For the most part, our glorious leader, Dustbin Truthless, the Prime Ribber of Kanadoodle, is sitting back and smugly smiling at the antics of the opposition as they try to get some traction out of the latest political scandals.  First there’s the Minister of Deference, Hardhit Sandbag.  According to Erring O’Fool, leader of the Consumptive Party, Sandbag’s handling of the General scandal is… well, a scandal.  He insists that Sandbag just isn’t up to the job. O’Fool is supported in this contention by the current and former military ombcrudsmen. Everybody knows that the Department of Deference in Kanadoodle is an important role, but Sandbag’s ability to raise bag money for the Libelous Party seems to make him an untouchable minister.  The Libelous Party will continue filling the air with fine sounding words about reform and continue to do what politicians always do when faced with troubling moral issues – nothing. Really, I can’t imagine O’Fool will get much out of this imbroglio.   

In fact, those of us isolating in the home igloo with a few brewskies could learn something from Sandbag – in politics, it’s best to ignore allegations of sexual harassment against a chief General until they retire.  If the news outlets get hold of the story after that, it’s best to stay inside and avoid being rained on by a deluge of falling generals and golf bags.  I, for one, am not worried that the only ranking person left to lead Kanadoodle’s military is now a lance corporal.

The Nearly Dead Party, led by that fellow whose name nobody can remember, had its kick at the Iglooarliament.  Their retiring member from the Polar Cap left the House with a candid appraisal of the work that goes on: racial profiling, smoke and mirrors and a dedication to the part of the Politician’s Creed that demands leaders never walk the talk.  It’s only surprising that someone would sound so surprised at politicians being politicians.

Then there’s the Greenies’ Party and their new and fearless leader, Ms.
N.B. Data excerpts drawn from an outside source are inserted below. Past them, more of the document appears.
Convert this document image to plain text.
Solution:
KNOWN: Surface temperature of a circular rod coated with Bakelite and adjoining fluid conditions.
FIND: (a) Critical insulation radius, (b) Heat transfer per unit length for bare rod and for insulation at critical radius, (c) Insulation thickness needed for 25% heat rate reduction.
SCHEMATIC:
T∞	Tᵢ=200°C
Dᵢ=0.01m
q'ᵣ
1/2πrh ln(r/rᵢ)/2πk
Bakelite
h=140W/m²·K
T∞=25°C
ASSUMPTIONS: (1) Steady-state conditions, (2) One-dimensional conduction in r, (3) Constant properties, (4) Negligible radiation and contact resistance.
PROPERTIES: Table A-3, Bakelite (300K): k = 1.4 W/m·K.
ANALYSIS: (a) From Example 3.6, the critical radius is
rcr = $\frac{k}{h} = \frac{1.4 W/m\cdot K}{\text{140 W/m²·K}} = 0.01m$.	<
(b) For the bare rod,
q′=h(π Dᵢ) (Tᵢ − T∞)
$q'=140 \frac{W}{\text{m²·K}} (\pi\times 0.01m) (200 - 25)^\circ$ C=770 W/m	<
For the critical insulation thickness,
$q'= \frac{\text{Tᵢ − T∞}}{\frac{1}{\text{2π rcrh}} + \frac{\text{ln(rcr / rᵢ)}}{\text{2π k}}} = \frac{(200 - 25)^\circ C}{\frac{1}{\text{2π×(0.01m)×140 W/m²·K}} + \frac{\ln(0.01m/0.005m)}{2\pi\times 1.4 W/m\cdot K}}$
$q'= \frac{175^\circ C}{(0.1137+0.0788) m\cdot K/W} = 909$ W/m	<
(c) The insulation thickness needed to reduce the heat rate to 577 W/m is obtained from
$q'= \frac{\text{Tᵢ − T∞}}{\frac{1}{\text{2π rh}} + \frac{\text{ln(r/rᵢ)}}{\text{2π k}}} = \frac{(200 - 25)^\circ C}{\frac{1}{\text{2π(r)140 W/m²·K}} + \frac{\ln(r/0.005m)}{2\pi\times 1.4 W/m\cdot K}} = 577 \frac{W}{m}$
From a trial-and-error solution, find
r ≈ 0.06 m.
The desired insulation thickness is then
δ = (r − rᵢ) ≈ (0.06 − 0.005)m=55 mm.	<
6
Andme-me-me-drawl, chosen as a triple threat in the war for most inclusive sounding leader – going two better than the Nearly Dead Party with their… whoever their leader is.  I’m especially impressed with Andme-me-me-drawl’s grasp of issues from the Middle Yeast.   You may remember that Isthatreal’s (now former) Prime Ribber, Benjamin BunnyYahoo, began stealing property from the Paleswineians and followed it up by dropping bombs on their heads.  If I feel sorry for those being bombed, I am no doubt an anti-smetite, at least according to Ms. Andme-me-me-drawl’s staff.  Who would have known?  I’m most grateful to the Greenie’s for having these finer points of the international situation explained. I, and the rest of the hoi-polloi, can sleep more soundly knowing the Greenies have a really inclusive sounding leader who can still manage to exclude everyone that doesn’t agree with her.

But that’s not Andme-me-me-drawl’s only claim to fame.  This week she lost a third of her elected members when Splendica Chatwin crossed the floor and started playing footsies with Dustbin Truthless.  Ms. Andme-me-me-drawl followed this up by insisting that the Prime Ribber’s toes, despite his rhetoric, are no friend to feminism.  I wonder how long it took her to figure that out?

Yes, it’s been a heck of a week in Kanadoodle’s political landscape.  The Prime Ribber looks like he has nothing to fear from the opposition at this point – they all seem to have a gift for making him look good by comparison.


Democracy in action!  Available only in Kanadoodle – pity.